Twitter Airline Sentiment: Focused on tweets related to major US airlines, categorized into positive, neutral, and negative sentiment.
Twitter Friends: This dataset provides information about avatars, friend counts, User IDs, follower counts, and more.
Twitter News Dataset: Focusing on 5,234 news events and their corresponding tweets.
Twitter User Data: Featuring 20,000 rows, each containing a username, a random tweet, account profile, and image/location information.
UMass Global English on Twitter Dataset: Comprising 10,000+ tweets, this dataset is randomly sampled from geotagged Twitter messages and annotated based on their language.
VoterFraud 2020 Dataset: This dataset centers on rumors about voter fraud during the 2020 presidential election, containing 7.6 million tweets and nearly 26 million retweets.

Accessing These Datasets

Whether you’re working on sentiment analysis, content moderation, or any other NLP task, these Twitter training datasets provide a wealth of data to train and fine-tune your machine learning models.

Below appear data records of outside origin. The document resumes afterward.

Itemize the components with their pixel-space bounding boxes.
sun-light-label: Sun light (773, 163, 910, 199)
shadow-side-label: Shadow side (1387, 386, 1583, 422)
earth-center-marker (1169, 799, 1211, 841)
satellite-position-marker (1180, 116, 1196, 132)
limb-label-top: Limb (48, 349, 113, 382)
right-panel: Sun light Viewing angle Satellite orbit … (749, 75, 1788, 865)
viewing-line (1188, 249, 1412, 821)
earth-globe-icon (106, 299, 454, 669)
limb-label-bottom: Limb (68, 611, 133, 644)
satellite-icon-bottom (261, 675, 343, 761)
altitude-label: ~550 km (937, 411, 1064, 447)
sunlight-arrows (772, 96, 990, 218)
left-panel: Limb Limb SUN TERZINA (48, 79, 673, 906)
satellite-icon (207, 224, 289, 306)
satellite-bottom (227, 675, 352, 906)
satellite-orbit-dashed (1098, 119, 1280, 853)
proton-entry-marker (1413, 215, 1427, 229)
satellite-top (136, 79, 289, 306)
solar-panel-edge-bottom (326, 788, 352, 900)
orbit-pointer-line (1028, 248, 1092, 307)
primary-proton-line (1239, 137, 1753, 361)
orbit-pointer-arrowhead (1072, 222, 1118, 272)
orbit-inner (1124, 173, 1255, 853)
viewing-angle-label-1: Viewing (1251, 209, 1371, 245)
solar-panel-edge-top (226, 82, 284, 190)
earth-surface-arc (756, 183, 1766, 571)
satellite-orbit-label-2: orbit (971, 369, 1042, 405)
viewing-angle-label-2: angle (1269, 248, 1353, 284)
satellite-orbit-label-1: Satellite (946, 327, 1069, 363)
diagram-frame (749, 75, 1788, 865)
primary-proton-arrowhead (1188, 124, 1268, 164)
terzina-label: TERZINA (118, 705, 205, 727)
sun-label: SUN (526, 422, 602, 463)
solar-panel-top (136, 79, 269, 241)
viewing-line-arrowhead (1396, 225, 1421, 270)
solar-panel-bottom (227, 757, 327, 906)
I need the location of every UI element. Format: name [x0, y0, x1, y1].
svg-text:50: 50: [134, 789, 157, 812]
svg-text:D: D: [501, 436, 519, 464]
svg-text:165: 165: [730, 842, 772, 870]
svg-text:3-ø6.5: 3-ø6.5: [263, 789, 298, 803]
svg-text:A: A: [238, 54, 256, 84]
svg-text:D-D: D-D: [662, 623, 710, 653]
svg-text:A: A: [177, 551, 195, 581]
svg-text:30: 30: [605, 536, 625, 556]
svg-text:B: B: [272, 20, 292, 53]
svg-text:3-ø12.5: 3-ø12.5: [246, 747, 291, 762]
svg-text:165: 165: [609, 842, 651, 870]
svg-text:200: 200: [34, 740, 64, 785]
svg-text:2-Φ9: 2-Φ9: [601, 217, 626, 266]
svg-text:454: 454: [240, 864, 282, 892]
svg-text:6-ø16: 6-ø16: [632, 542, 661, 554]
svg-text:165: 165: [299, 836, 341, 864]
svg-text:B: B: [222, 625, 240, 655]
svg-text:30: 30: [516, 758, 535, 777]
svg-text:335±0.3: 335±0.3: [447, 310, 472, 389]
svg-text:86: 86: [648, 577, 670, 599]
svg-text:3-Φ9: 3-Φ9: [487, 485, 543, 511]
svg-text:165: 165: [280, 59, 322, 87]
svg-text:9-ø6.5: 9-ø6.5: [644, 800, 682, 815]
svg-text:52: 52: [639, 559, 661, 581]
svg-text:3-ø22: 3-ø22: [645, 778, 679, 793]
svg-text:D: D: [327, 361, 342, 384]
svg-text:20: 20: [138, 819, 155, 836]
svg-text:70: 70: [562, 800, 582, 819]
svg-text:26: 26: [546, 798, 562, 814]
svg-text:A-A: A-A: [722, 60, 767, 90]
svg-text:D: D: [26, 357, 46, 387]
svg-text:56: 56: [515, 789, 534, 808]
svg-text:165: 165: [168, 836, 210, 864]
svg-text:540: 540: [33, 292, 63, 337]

Looking for more Twitter (now X) datasets:
Archive.org Twitter Datasets: It is a collection of free Twitter dataset that have been compiled for study and research. You can use loads of data in this archive and choose the stream you like. The archives contain tons of information that can be sorted.
Documenting the Now Tweet Catalog: An archive of public Twitter data by Documenting the Now, featuring topics like elections, protests, and natural disasters.
Kaggle Twitter Dataset Database: A hub for data science enthusiasts and scholars with an extensive collection of shared datasets.
TweetSets (GWU): Public datasets by GWU, focusing primarily on US politics and current events.
Zenodo Twitter Dataset Database: A repository hosting diverse data and scholarly works, including Twitter datasets contributed by individual researchers.
Archive.org Twitter Datasets: It is a collection of free Twitter dataset that have been compiled for study and research. You can use loads of data in this archive and choose the stream you like. The archives contain tons of information that can be sorted.

In the ever-changing world of social media, Twitter training datasets serve as stable pillars for AI and ML enthusiasts. With a diverse range of datasets available, you can power your projects with real-world Twitter data, ensuring your models are robust, accurate, and ready for the challenges of the digital age. You can also check out our 65 of the best datasets for machine learning.

Stay ahead in the AI and ML game by harnessing the knowledge contained within these datasets, and keep an eye on ethical practices in data annotation to ensure the highest quality in your training data.